明明高一兩人做同桌的時候,徐隨珠小小瘦瘦的,胸部平得能當機場,臉上還有雀斑,當時自己還得意來著:成績好有什麼用,男生都把她當妹子,一個追她的都沒有。不像自己,發育得像顆成熟的水蜜桃,勾勾手就有男生給她打水、買飯。
高一結束的暑假,聽說徐隨珠家裡出了事,爹遭遇海難、娘卷款跑了,高二開學她的摸底考跌到了年級段末幾名,這樣的名次一直持續到高二下學期,同學、老師私底下都在議論,說徐隨珠廢了,這樣的名次,彆說本科,高專都是妄想。
程敏有點記不清自己當時的心情了,除了同情,好像還有點隱隱的幸災樂禍。
直至升上高三,聽說徐隨珠終於振作起來了,每次月考排名都在刷新,高三第一學期期中考,就又回到了年級段的百強榜上——自己努力那麼久都沒擠進去過的紅榜。
再後來就是高考、畢業……
因為文理科不在同幢教學樓,畢業聚餐也不在一起。
可以說從高三開學沒多久在食堂排隊買飯偶遇了一次,之後一直到現在,得有十五六年了吧,還是頭一回遇上。
程敏收回縹緲的思緒,回過神對上徐隨珠那張嫩如嬌花的歲月無痕臉,懷疑自己是不是有心肌梗的毛病,心好塞啊,早知就不試探了。

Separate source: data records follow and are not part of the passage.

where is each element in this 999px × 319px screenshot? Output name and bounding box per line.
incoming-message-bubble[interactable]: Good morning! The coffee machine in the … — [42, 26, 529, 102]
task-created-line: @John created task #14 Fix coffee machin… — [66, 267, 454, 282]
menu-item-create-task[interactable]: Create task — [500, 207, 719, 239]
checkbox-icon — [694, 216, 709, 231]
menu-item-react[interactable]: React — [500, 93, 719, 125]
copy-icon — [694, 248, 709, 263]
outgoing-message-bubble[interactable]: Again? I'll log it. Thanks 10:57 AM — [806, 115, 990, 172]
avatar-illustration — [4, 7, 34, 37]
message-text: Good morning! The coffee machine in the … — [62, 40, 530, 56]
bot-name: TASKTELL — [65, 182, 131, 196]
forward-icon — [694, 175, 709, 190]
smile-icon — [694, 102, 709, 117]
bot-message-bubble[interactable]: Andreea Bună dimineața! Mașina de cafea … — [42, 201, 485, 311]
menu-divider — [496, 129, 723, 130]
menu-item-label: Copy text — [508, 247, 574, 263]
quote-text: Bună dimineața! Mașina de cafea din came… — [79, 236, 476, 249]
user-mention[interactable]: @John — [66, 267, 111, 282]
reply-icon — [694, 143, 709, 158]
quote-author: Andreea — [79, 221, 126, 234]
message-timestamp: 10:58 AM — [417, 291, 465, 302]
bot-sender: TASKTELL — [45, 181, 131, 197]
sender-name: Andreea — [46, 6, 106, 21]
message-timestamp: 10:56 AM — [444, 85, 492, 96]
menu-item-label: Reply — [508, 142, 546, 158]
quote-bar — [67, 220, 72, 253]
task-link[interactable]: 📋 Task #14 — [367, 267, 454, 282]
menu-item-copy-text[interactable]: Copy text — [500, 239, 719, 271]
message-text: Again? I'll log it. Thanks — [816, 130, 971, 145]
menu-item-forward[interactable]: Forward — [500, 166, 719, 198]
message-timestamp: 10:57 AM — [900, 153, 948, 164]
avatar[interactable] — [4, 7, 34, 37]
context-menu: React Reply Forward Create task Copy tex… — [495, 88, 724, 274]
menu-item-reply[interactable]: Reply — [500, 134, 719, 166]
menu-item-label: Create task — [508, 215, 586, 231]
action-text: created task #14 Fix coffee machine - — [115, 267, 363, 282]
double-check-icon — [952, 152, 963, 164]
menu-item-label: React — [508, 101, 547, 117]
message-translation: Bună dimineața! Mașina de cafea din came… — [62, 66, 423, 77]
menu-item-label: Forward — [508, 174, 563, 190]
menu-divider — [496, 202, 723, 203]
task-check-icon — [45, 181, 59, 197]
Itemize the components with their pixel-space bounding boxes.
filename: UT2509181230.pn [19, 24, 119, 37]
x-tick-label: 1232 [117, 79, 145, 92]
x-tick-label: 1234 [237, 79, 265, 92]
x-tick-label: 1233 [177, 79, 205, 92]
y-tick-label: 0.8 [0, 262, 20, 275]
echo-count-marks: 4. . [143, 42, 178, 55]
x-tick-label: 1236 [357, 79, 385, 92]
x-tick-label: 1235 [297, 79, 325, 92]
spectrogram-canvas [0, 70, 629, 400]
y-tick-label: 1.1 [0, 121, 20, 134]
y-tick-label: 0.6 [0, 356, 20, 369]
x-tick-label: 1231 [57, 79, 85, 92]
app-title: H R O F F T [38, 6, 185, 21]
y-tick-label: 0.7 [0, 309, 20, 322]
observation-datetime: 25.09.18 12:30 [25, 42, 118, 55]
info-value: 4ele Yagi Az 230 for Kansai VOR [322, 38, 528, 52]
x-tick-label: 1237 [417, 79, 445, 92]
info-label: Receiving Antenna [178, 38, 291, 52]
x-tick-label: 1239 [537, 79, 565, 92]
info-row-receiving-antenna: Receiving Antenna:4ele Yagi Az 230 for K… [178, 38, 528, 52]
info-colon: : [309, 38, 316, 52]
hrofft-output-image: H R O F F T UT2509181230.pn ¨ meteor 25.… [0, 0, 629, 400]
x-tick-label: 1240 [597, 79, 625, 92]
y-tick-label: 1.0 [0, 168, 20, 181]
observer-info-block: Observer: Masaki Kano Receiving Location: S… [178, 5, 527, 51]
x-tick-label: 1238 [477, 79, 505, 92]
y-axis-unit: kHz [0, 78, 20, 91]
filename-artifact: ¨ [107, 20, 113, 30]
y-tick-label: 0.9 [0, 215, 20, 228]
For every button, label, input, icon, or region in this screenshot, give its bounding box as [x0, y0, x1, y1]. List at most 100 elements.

認出來了也應該當不認識才對。
同時又後悔嫌天熱沒化妝,鬆弛的臉皮肉、淡得沒什麼血色的嘴唇,和徐隨珠站在一起,簡直像兩代人。
徐隨珠也沒想到來雲城度假會遇上高中同學,在餘浦都沒遇上過。可見緣分不小。
可因為沒有繼承原主的記憶,她笑著打了個招呼之後,基本都是程敏在說、她在聽,偶爾答上幾句。

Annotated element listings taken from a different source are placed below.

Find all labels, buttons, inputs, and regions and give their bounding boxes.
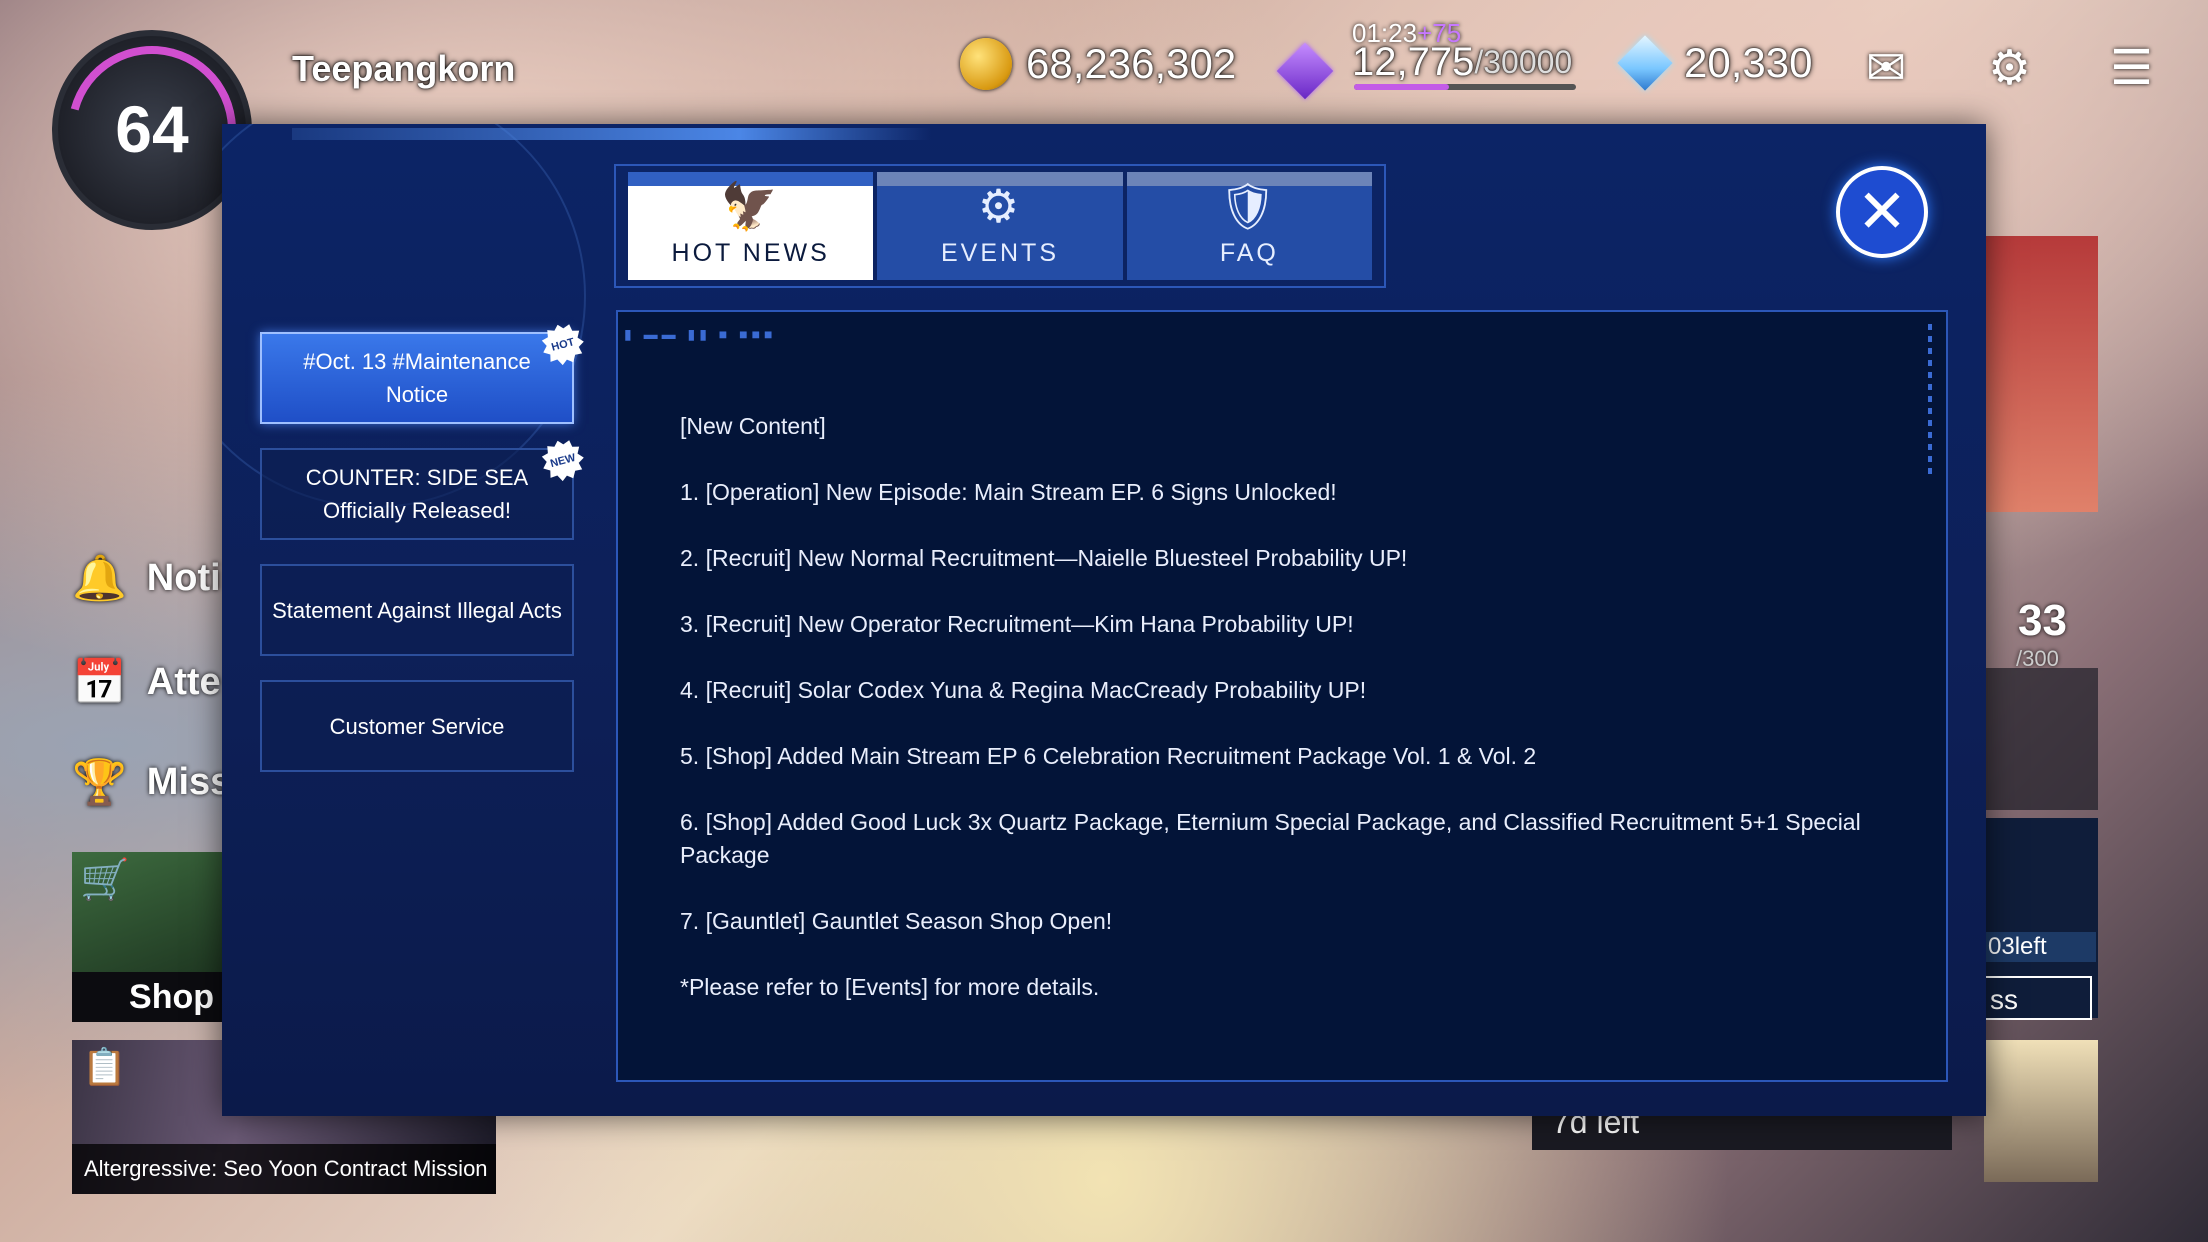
right-building-card[interactable]: [1984, 668, 2098, 810]
news-line: 7. [Gauntlet] Gauntlet Season Shop Open!: [680, 908, 1113, 934]
close-icon: ✕: [1856, 178, 1908, 245]
close-button[interactable]: ✕: [1836, 166, 1928, 258]
attendance-menu-item[interactable]: 📅 Atte: [72, 656, 221, 708]
mission-menu-item[interactable]: 🏆 Miss: [72, 756, 231, 808]
tab-events-label: EVENTS: [940, 239, 1059, 267]
shop-label: Shop: [72, 972, 222, 1022]
crystal-amount: 20,330: [1684, 39, 1813, 86]
sidebar-item-illegal-acts[interactable]: Statement Against Illegal Acts: [260, 564, 574, 656]
right-time-left: 03left: [1984, 932, 2096, 962]
stamina-bar: [1354, 84, 1576, 90]
tab-hot-news-label: HOT NEWS: [671, 239, 830, 267]
tab-faq[interactable]: 🛡 FAQ: [1126, 172, 1372, 280]
right-avatar-card[interactable]: [1984, 1040, 2098, 1182]
right-banner-card[interactable]: [1984, 236, 2098, 512]
player-name[interactable]: Teepangkorn: [292, 48, 515, 90]
gold-counter[interactable]: 68,236,302: [960, 38, 1236, 90]
tab-faq-label: FAQ: [1219, 239, 1279, 267]
right-pass-button[interactable]: ss: [1984, 976, 2092, 1020]
stamina-gem[interactable]: [1276, 42, 1344, 100]
notice-menu-item[interactable]: 🔔 Noti: [72, 552, 221, 604]
stamina-counter[interactable]: 12,775/30000: [1352, 40, 1572, 85]
sidebar-item-customer-service[interactable]: Customer Service: [260, 680, 574, 772]
stamina-gem-icon: [1276, 42, 1334, 100]
news-line: 6. [Shop] Added Good Luck 3x Quartz Pack…: [680, 809, 1861, 868]
clipboard-icon: 📋: [82, 1046, 127, 1087]
news-text: [New Content] 1. [Operation] New Episode…: [680, 410, 1900, 1037]
sidebar-item-label: Customer Service: [329, 713, 505, 739]
sidebar-item-side-sea[interactable]: COUNTER: SIDE SEA Officially Released! N…: [260, 448, 574, 540]
bell-icon: 🔔: [72, 554, 127, 603]
decor-scrollbar: [1928, 324, 1932, 474]
right-counter: 33 /300: [2016, 596, 2067, 672]
news-sidebar: #Oct. 13 #Maintenance Notice HOT COUNTER…: [260, 332, 574, 796]
decor-dashes: ▮ ▬▬ ▮▮ ■ ■■■: [624, 326, 777, 342]
news-line: 1. [Operation] New Episode: Main Stream …: [680, 479, 1337, 505]
sidebar-item-label: Statement Against Illegal Acts: [272, 597, 562, 623]
mail-icon[interactable]: ✉: [1866, 40, 1906, 96]
notice-label: Noti: [146, 556, 221, 599]
menu-icon[interactable]: ☰: [2110, 40, 2153, 96]
crystal-counter[interactable]: 20,330: [1617, 35, 1813, 91]
news-line: 4. [Recruit] Solar Codex Yuna & Regina M…: [680, 677, 1367, 703]
shop-tile[interactable]: 🛒 Shop: [72, 852, 222, 1022]
cart-icon: 🛒: [80, 858, 130, 902]
news-line: 3. [Recruit] New Operator Recruitment—Ki…: [680, 611, 1354, 637]
gear-target-icon: ⚙: [977, 180, 1023, 232]
news-line: 2. [Recruit] New Normal Recruitment—Naie…: [680, 545, 1408, 571]
eagle-icon: 🦅: [720, 180, 781, 232]
stamina-max: /30000: [1474, 44, 1573, 80]
trophy-icon: 🏆: [72, 758, 127, 807]
attendance-label: Atte: [146, 660, 221, 703]
stamina-bar-fill: [1354, 84, 1450, 90]
coin-icon: [960, 38, 1012, 90]
news-modal: 🦅 HOT NEWS ⚙ EVENTS 🛡 FAQ ✕ #Oct. 13 #Ma…: [222, 124, 1986, 1116]
gold-amount: 68,236,302: [1026, 40, 1237, 87]
mission-label: Miss: [146, 760, 232, 803]
sidebar-item-label: #Oct. 13 #Maintenance Notice: [303, 349, 531, 407]
sidebar-item-label: COUNTER: SIDE SEA Officially Released!: [305, 465, 529, 523]
tab-hot-news[interactable]: 🦅 HOT NEWS: [628, 172, 874, 280]
right-count-value: 33: [2018, 596, 2067, 645]
diamond-icon: [1617, 35, 1673, 91]
news-heading: [New Content]: [680, 413, 826, 439]
calendar-icon: 📅: [72, 658, 127, 707]
news-content-panel[interactable]: ▮ ▬▬ ▮▮ ■ ■■■ [New Content] 1. [Operatio…: [616, 310, 1948, 1082]
stamina-value: 12,775: [1352, 40, 1475, 84]
news-line: 5. [Shop] Added Main Stream EP 6 Celebra…: [680, 743, 1537, 769]
shield-wings-icon: 🛡: [1218, 180, 1281, 232]
news-tabs: 🦅 HOT NEWS ⚙ EVENTS 🛡 FAQ: [614, 164, 1386, 288]
news-footer: *Please refer to [Events] for more detai…: [680, 974, 1100, 1000]
player-level: 64: [115, 92, 189, 166]
settings-icon[interactable]: ⚙: [1988, 40, 2031, 96]
tab-events[interactable]: ⚙ EVENTS: [877, 172, 1123, 280]
sidebar-item-maintenance[interactable]: #Oct. 13 #Maintenance Notice HOT: [260, 332, 574, 424]
event-banner-label: Altergressive: Seo Yoon Contract Mission: [72, 1144, 496, 1194]
decor-bar: [292, 128, 932, 140]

“你們也是來旅遊的嗎?我們也是,我其實去年暑假就想來了,可惜那時候我老公的廠子擴建,忙得抽不開身。”
徐隨珠微微挑了一下秀眉,自然聽出了昔日同桌語氣裡的炫耀感。
可又不解這般炫耀是何用意。十五六年沒聯係的老同學,開篇不該憶往昔嗎?聊老公乾啥?自己需要怎麼配合?還是說把也陸大佬拉出來遛遛?